Together the research indicates that the maternal RNA transcripts — that is, the molecules that carry instructions from the mother's DNA to the embryo's protein-making factories — must be actively degraded in each cell of the embryo, and that this degradation is necessary for the cells to begin to express embryonic genes. Cells that fail to execute some part of this delicate process get out of sync with their neighbors and jeopardize the life of the embryo. The whole endeavor is complicated, and may explain why human embryonic development is so precarious and unique.
The research also highlights the importance of studying human embryos, which currently cannot be supported by federal funds. (Every year since 1996, Congress has approved a provision known as the Dicky-Wicker amendment that prohibits the use of federal funds for research in which a human embryo is destroyed — even ones that would otherwise be discarded.)
"In mice, about 80 to 90 percent of embryos develop to the blastocyst stage. In humans, it's about 30 percent," said Reijo Pera. "In addition, about one in 100 mouse embryos are chromosomally abnormal, versus about seven out of 10 human embryos. That's why human studies like these are so important. Women, their families and their physicians want to increase the chances of having one healthy baby and avoid high-risk pregnancies, miscarriages or other adverse maternal and fetal outcomes. It's truly a women's health issue that affects the broader family."

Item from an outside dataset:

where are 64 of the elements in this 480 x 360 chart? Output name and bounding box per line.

The research was funded by an anonymous donor, the March of Dimes and the Stanford Institute for Stem Cell Biology and Regenerative Medicine.
The researchers have developed an automated algorithm for clinical use that could assess these time-lapse microscopy videos and determine with high accuracy which of these very early embryos would be successful by the four-cell stage. That technology has been licensed exclusively to Auxogyn Inc. by Stanford. Reijo Pera and the other coauthors of the manuscript own or have the right to purchase stock in the company.